Setiap kelompok masyarakat memiliki adat kebiasaan yang diwarisis oleh para pendahulunya. Oleh kelompok tersebut, adat digunakan sebagai tolak ukur menentukan baik dan buruknya suatu perbuatan. Sesuatu perbuatan dinilai baik jika sejalan dan sesuai dengan jiwa adat dan sebaiknya dinilai buruk jika tidak sejalan dengan adat setempat. Tentu saja ukuran ini memiliki kelemahan, sebab adat itu sifatnya lokal dan ini menimbulkan penilaian yang bersifat lokal[24]
b.      Naturalisme.
Naturalisme ialah aliran filsafat yang menerima “natura” sebagai keseluruhan realitas. Menurut aliran ini, ukuran biak dan buruk adalah apakah sesuatu itu sesuai dengan fitrah (naluri) manusia atau tidak baik fitrah lahir maupun batin. Apabila sesuai dengan fitrah disebut baik, dan apabila tidak sesuai dianggap buruk. Aliran ini menganggap bahwa kebahagian yang menjadi tujuan setiap manusia diapat dengan jalan memnuhi panggilan natur atau kejadian manusia itu sendiri. Itulah sebabnya aliran ini disebut Naturslidme.
Pola pemikiran pada aliran ini menyangkut baik dan buruk berdasarkan pada adanya kelangsungan hidup di dunia ini. Seluruh makhluk yang diciptakan di dunia ini hanya memiliki satu tujuan, yaitu, memenuhi suatu panggilan naturnya ke arah kesempurnaan yang abadi.
Ringkasnya, tolak ukur yang dipergunakan aliran Naturalisme mengenai kebaikan dan keburukan ialah apakah sesuatu itu sesuai dengan fitrahnya atau tidak. Jika sesuai dengan fitrah, sesuatu itu baik, dan begitu pula sebaliknya[25].
c.       Eudeamonisme.
Eudaemonisme atau Eudaimonia berasal dari bahasa Yunani Kuno eudemonia yang berarti “bahagia” atau “kebahgian yang lebih tertuju kepada rasa bahagia”.  Eudaemonia merupakan konsep sentral dari ajaran etika Yunani Kuno. Beberapa filsuf meyakini bahwa Eudaemonia mengajarkan tujuan tertinggi yang hendak dicapai manusia.

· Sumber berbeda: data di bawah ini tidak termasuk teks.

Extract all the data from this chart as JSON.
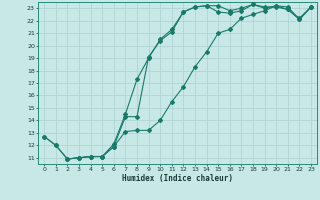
{
  "xlabel": "Humidex (Indice chaleur)",
  "bg_color": "#c8e8e8",
  "grid_color": "#b0d4d4",
  "line_color": "#1a7a6a",
  "xlim": [
    -0.5,
    23.5
  ],
  "ylim": [
    10.5,
    23.5
  ],
  "xticks": [
    0,
    1,
    2,
    3,
    4,
    5,
    6,
    7,
    8,
    9,
    10,
    11,
    12,
    13,
    14,
    15,
    16,
    17,
    18,
    19,
    20,
    21,
    22,
    23
  ],
  "yticks": [
    11,
    12,
    13,
    14,
    15,
    16,
    17,
    18,
    19,
    20,
    21,
    22,
    23
  ],
  "line1_x": [
    0,
    1,
    2,
    3,
    4,
    5,
    6,
    7,
    8,
    9,
    10,
    11,
    12,
    13,
    14,
    15,
    16,
    17,
    18,
    19,
    20,
    21,
    22,
    23
  ],
  "line1_y": [
    12.7,
    12.0,
    10.9,
    11.0,
    11.1,
    11.1,
    12.1,
    14.5,
    17.3,
    19.0,
    20.5,
    21.3,
    22.7,
    23.1,
    23.2,
    23.2,
    22.8,
    23.0,
    23.3,
    23.1,
    23.1,
    22.9,
    22.2,
    23.1
  ],
  "line2_x": [
    2,
    3,
    4,
    5,
    6,
    7,
    8,
    9,
    10,
    11,
    12,
    13,
    14,
    15,
    16,
    17,
    18,
    19,
    20,
    21,
    22,
    23
  ],
  "line2_y": [
    10.9,
    11.0,
    11.1,
    11.1,
    11.9,
    14.3,
    14.3,
    19.1,
    20.4,
    21.1,
    22.7,
    23.1,
    23.2,
    22.7,
    22.6,
    22.8,
    23.3,
    23.0,
    23.2,
    22.9,
    22.1,
    23.1
  ],
  "line3_x": [
    0,
    1,
    2,
    3,
    4,
    5,
    6,
    7,
    8,
    9,
    10,
    11,
    12,
    13,
    14,
    15,
    16,
    17,
    18,
    19,
    20,
    21,
    22,
    23
  ],
  "line3_y": [
    12.7,
    12.0,
    10.9,
    11.0,
    11.1,
    11.1,
    11.9,
    13.1,
    13.2,
    13.2,
    14.0,
    15.5,
    16.7,
    18.3,
    19.5,
    21.0,
    21.3,
    22.2,
    22.5,
    22.8,
    23.2,
    23.1,
    22.1,
    23.1
  ]
}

Aliran ini ditemukan oleh Aristoteles (384-332 SM). Dalam bukunya, Nicomedian Ethics, ia mengemukakan bahwa dalam setiap kegiatannya manusia mengejar suatu tujuan, sedangkan tujuan tertinggi atau terakhir manusia adalah kebahagian (eudaimonia). Akan tetapi Aristoteles beranggapan bahwa tidak semua hal bisa diterima sebagai kebahagiaan. Ada yang beranggapan kesenangan sebagai kebahagian, dan ada pula yang mengaggap ketenaran adalah kebahagiaan.

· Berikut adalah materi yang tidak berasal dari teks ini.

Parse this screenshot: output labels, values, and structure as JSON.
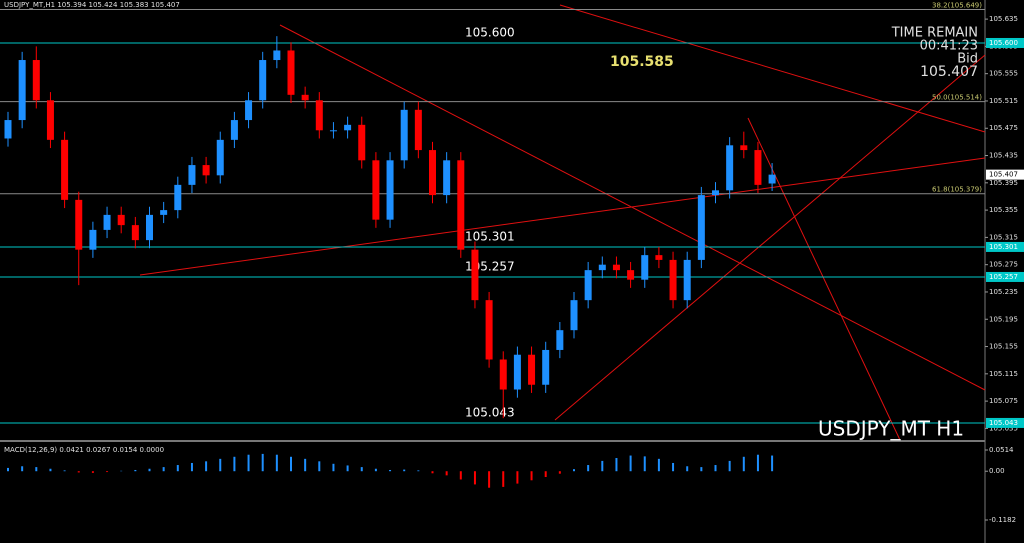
{
  "chart_data": {
    "type": "candlestick",
    "header": "USDJPY_MT,H1  105.394 105.424 105.383 105.407",
    "symbol_label": "USDJPY_MT H1",
    "info": [
      "TIME REMAIN",
      "00:41:23",
      "Bid",
      "105.407"
    ],
    "bid_price": {
      "value": 105.407,
      "label": "105.407"
    },
    "annotation": "105.585",
    "up_color": "#1e90ff",
    "down_color": "#ff0000",
    "ylim": [
      105.018,
      105.663
    ],
    "yticks": [
      105.035,
      105.075,
      105.115,
      105.155,
      105.195,
      105.235,
      105.275,
      105.315,
      105.355,
      105.395,
      105.435,
      105.475,
      105.515,
      105.555,
      105.595,
      105.635
    ],
    "levels": [
      {
        "value": 105.649,
        "label": "38.2(105.649)",
        "color": "#8a8a8a"
      },
      {
        "value": 105.6,
        "label": "105.600",
        "color": "#00c8c8"
      },
      {
        "value": 105.514,
        "label": "50.0(105.514)",
        "color": "#8a8a8a"
      },
      {
        "value": 105.379,
        "label": "61.8(105.379)",
        "color": "#8a8a8a"
      },
      {
        "value": 105.301,
        "label": "105.301",
        "color": "#00c8c8"
      },
      {
        "value": 105.257,
        "label": "105.257",
        "color": "#00c8c8"
      },
      {
        "value": 105.043,
        "label": "105.043",
        "color": "#00c8c8"
      }
    ],
    "open": [
      105.46,
      105.487,
      105.575,
      105.516,
      105.458,
      105.37,
      105.297,
      105.326,
      105.348,
      105.333,
      105.311,
      105.348,
      105.355,
      105.392,
      105.421,
      105.406,
      105.458,
      105.487,
      105.516,
      105.575,
      105.589,
      105.524,
      105.516,
      105.472,
      105.472,
      105.48,
      105.428,
      105.341,
      105.428,
      105.502,
      105.443,
      105.377,
      105.428,
      105.297,
      105.223,
      105.136,
      105.092,
      105.143,
      105.099,
      105.15,
      105.179,
      105.223,
      105.267,
      105.275,
      105.267,
      105.253,
      105.289,
      105.282,
      105.223,
      105.282,
      105.377,
      105.384,
      105.45,
      105.443,
      105.394
    ],
    "high": [
      105.499,
      105.587,
      105.595,
      105.528,
      105.47,
      105.382,
      105.338,
      105.36,
      105.36,
      105.345,
      105.36,
      105.367,
      105.404,
      105.433,
      105.433,
      105.47,
      105.499,
      105.528,
      105.587,
      105.61,
      105.601,
      105.536,
      105.528,
      105.484,
      105.492,
      105.492,
      105.44,
      105.44,
      105.514,
      105.514,
      105.455,
      105.44,
      105.44,
      105.309,
      105.235,
      105.148,
      105.155,
      105.155,
      105.162,
      105.191,
      105.235,
      105.279,
      105.287,
      105.287,
      105.279,
      105.301,
      105.301,
      105.294,
      105.294,
      105.389,
      105.396,
      105.462,
      105.47,
      105.455,
      105.424
    ],
    "low": [
      105.448,
      105.475,
      105.504,
      105.446,
      105.358,
      105.245,
      105.285,
      105.314,
      105.321,
      105.299,
      105.299,
      105.336,
      105.343,
      105.38,
      105.394,
      105.394,
      105.446,
      105.475,
      105.504,
      105.563,
      105.512,
      105.504,
      105.46,
      105.46,
      105.46,
      105.416,
      105.329,
      105.329,
      105.416,
      105.431,
      105.365,
      105.365,
      105.285,
      105.211,
      105.124,
      105.05,
      105.08,
      105.087,
      105.087,
      105.138,
      105.167,
      105.211,
      105.255,
      105.255,
      105.241,
      105.241,
      105.27,
      105.211,
      105.211,
      105.27,
      105.365,
      105.372,
      105.431,
      105.38,
      105.383
    ],
    "close": [
      105.487,
      105.575,
      105.516,
      105.458,
      105.37,
      105.297,
      105.326,
      105.348,
      105.333,
      105.311,
      105.348,
      105.355,
      105.392,
      105.421,
      105.406,
      105.458,
      105.487,
      105.516,
      105.575,
      105.589,
      105.524,
      105.516,
      105.472,
      105.472,
      105.48,
      105.428,
      105.341,
      105.428,
      105.502,
      105.443,
      105.377,
      105.428,
      105.297,
      105.223,
      105.136,
      105.092,
      105.143,
      105.099,
      105.15,
      105.179,
      105.223,
      105.267,
      105.275,
      105.267,
      105.253,
      105.289,
      105.282,
      105.223,
      105.282,
      105.377,
      105.384,
      105.45,
      105.443,
      105.392,
      105.407
    ],
    "macd": {
      "label": "MACD(12,26,9) 0.0421 0.0267 0.0154 0.0000",
      "ylim": [
        -0.1667,
        0.0684
      ],
      "yticks": [
        {
          "value": 0.0514,
          "label": "0.0514"
        },
        {
          "value": 0,
          "label": "0.00"
        },
        {
          "value": -0.1182,
          "label": "-0.1182"
        }
      ],
      "values": [
        0.008,
        0.012,
        0.01,
        0.006,
        0.002,
        -0.003,
        -0.004,
        -0.002,
        0.001,
        0.003,
        0.006,
        0.01,
        0.015,
        0.02,
        0.024,
        0.03,
        0.035,
        0.04,
        0.042,
        0.04,
        0.035,
        0.03,
        0.024,
        0.018,
        0.014,
        0.01,
        0.006,
        0.003,
        0.004,
        0.002,
        -0.005,
        -0.01,
        -0.02,
        -0.032,
        -0.04,
        -0.038,
        -0.03,
        -0.022,
        -0.014,
        -0.006,
        0.005,
        0.015,
        0.025,
        0.032,
        0.038,
        0.036,
        0.03,
        0.02,
        0.012,
        0.01,
        0.015,
        0.025,
        0.035,
        0.04,
        0.038
      ]
    }
  }
}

Eudaemonisme ada dua macam, yaitu yang bersifat pribadi dan sosial. Eudaemonisme yang bersifat pribadi hanya berhubungan kepada kebahagiaan dan kesenangan pribadi, sedangkan Eudaemonisme yang bersifat sosial memiliki sasaran, yaitu kebahagian dan kesenangan kelompok. Eudaemonisme sosial terutama berhubungan dengan kemungkinan terbesar terselenggaranya kesejahtraan, pengaruh dan kekuasaan suatu kelompok tertentu beserta anggota-anggotanya.[26]
d.      Pragmatisme.
Istialah “pragmatisme” sering didengar, terutama dalam konteks pergaulan modern saat ini. Pragmatisme merupakan gerakan filsafat Amerika yang terkenal selama abad ke-20 yang dipelopori oleh Charles Sander Peirce, William James, dan Jhon Dewey. Filsafat ini sangat kritis terhadap aliran Materialisme, Idealisme, Realisme, dan Rasionalisme. Bagi Pragmatisme, filsafat lebih mempunyai nilai manfaat bagi hidup manusia kalau dapat menemukan apa yang berguna secara praktis.

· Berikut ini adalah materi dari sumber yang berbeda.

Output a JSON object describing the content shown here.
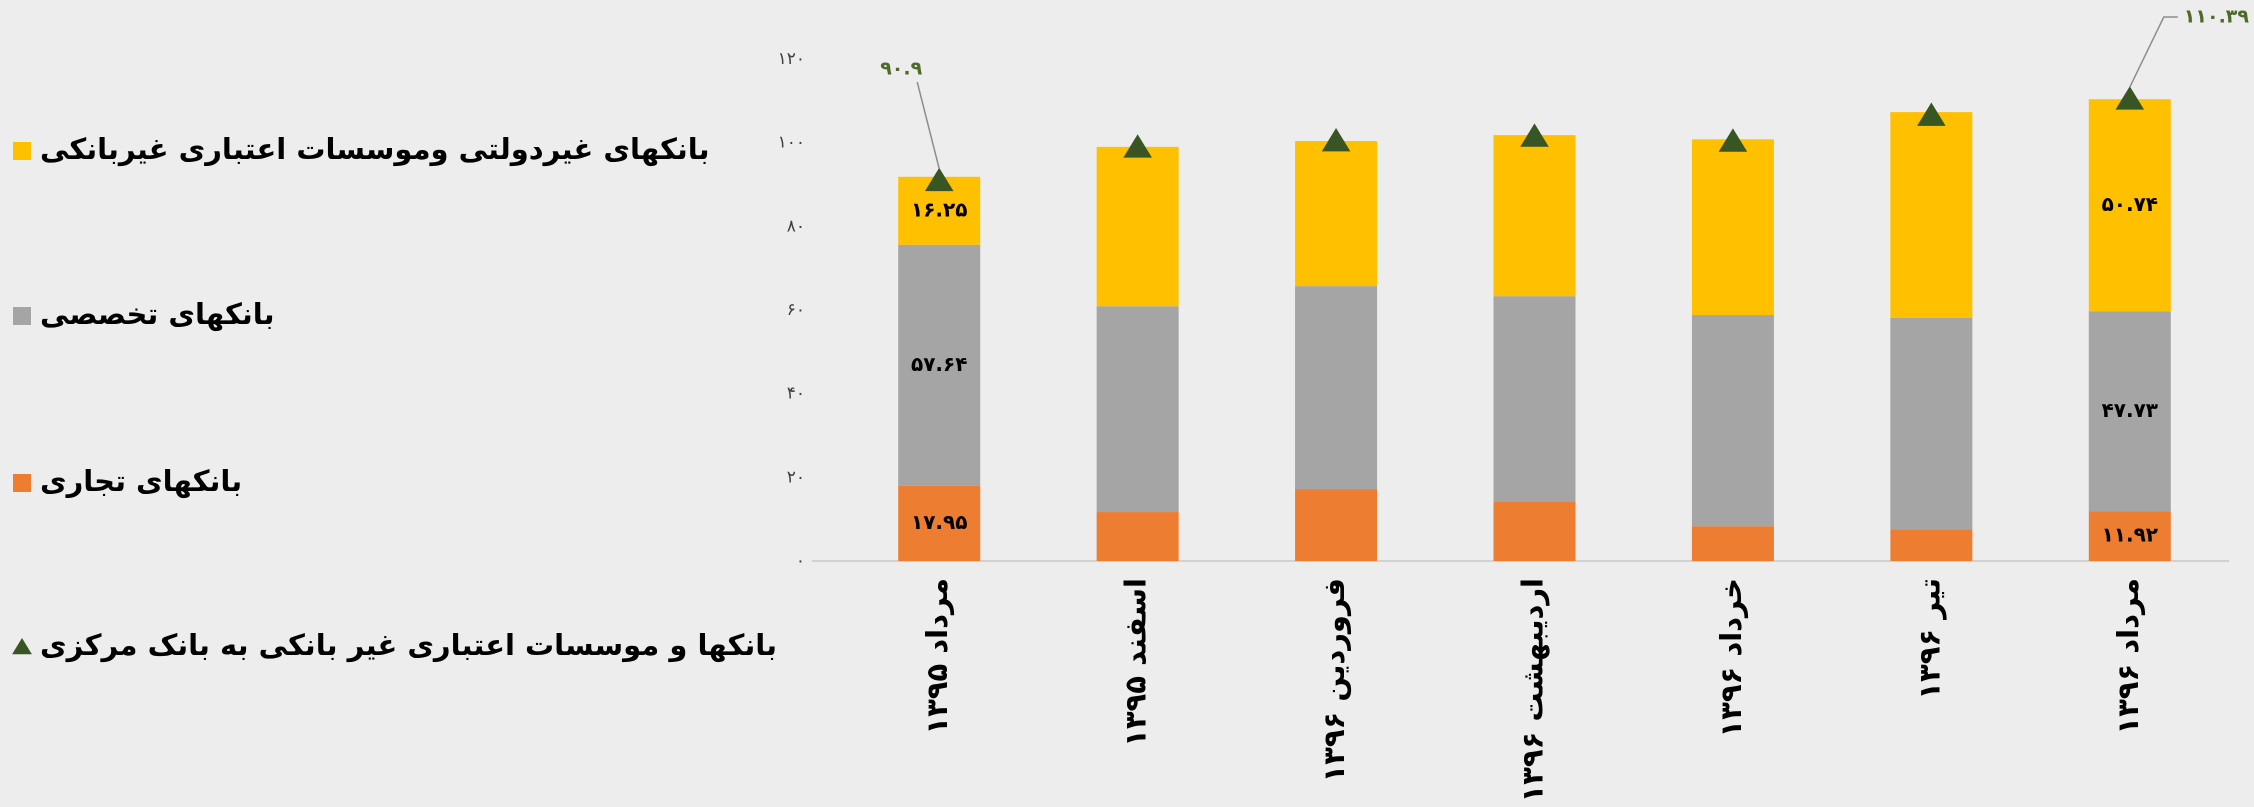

Pragmatisme, dalam bentuknya yang umum, adalah yang dipengaruhi kepentingan situasi dan kondisi yang ada. Dengan demikian, pemikiran Pragmatisme akan berubah setiap saat. Adapun yang tidak berubah adalah mempertahankan kepentingan itu sendiri. Dengan demikian, Pragmatisme adalah pemikiran yang tidak teratur sebab kepentingan individu itu tidak teratur.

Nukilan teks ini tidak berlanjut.